The Financial Services Authority (FSA) has tightened rules aimed to stop borrowers taking out mortgages that they can’t afford and prevent previous irresponsible lending.
The administrative changes, which come into force in April 2014, follow a mortgage market review consultation paper published in December that proposed that non-advised sales should be banned in cases where there was any form of “interactive dialogue” between a customer and a lender.
Martin Wheatley, managing director of the FSA, said: “These new rules will help create a more sustainable market that works well for everyone, whether they are a borrower or a lender.”
Wheatley is “very confident” that the rules are “proportionate and sensible, and will create a more sustainable mortgage market where consumers are put at the heart of every decision”.

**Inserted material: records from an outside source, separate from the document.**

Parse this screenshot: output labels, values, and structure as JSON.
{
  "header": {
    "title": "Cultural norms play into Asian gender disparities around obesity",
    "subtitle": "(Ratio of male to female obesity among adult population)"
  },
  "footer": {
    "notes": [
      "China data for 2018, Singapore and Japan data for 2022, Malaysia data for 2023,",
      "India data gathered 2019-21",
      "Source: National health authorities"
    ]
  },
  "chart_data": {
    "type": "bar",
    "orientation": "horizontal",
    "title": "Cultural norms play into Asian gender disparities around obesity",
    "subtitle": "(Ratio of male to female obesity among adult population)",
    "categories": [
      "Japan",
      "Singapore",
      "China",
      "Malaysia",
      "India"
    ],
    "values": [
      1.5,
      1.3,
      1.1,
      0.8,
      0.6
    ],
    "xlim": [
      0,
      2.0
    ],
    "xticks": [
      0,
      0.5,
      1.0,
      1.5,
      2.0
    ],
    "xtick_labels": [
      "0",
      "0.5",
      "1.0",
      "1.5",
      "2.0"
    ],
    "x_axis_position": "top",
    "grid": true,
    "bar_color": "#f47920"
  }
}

The measures will ensure that lenders will need to consider a borrower’s income and outgoings. In addition, interest-only mortgages will only be offered to those with a firm repayment plan, rather than those relying on hopes that house prices will rise.
Therules will affect the nine million UK households that have a mortgage as well as many people in the rental sector who are already struggling to buy a home.
The FSA has cut the income limit of a high-net-worth mortgage customer from £1m to £300,000 and has recognised that borrowers in this bracket will be able to opt-out of receiving advice.
“We want borrowers to feel confident that poor practices of the past, which led to hardship and anxiety, are not repeated. At the heart of the new measures is an affordability test to check borrowers can meet the repayments of the mortgage they want,” added Wheatley.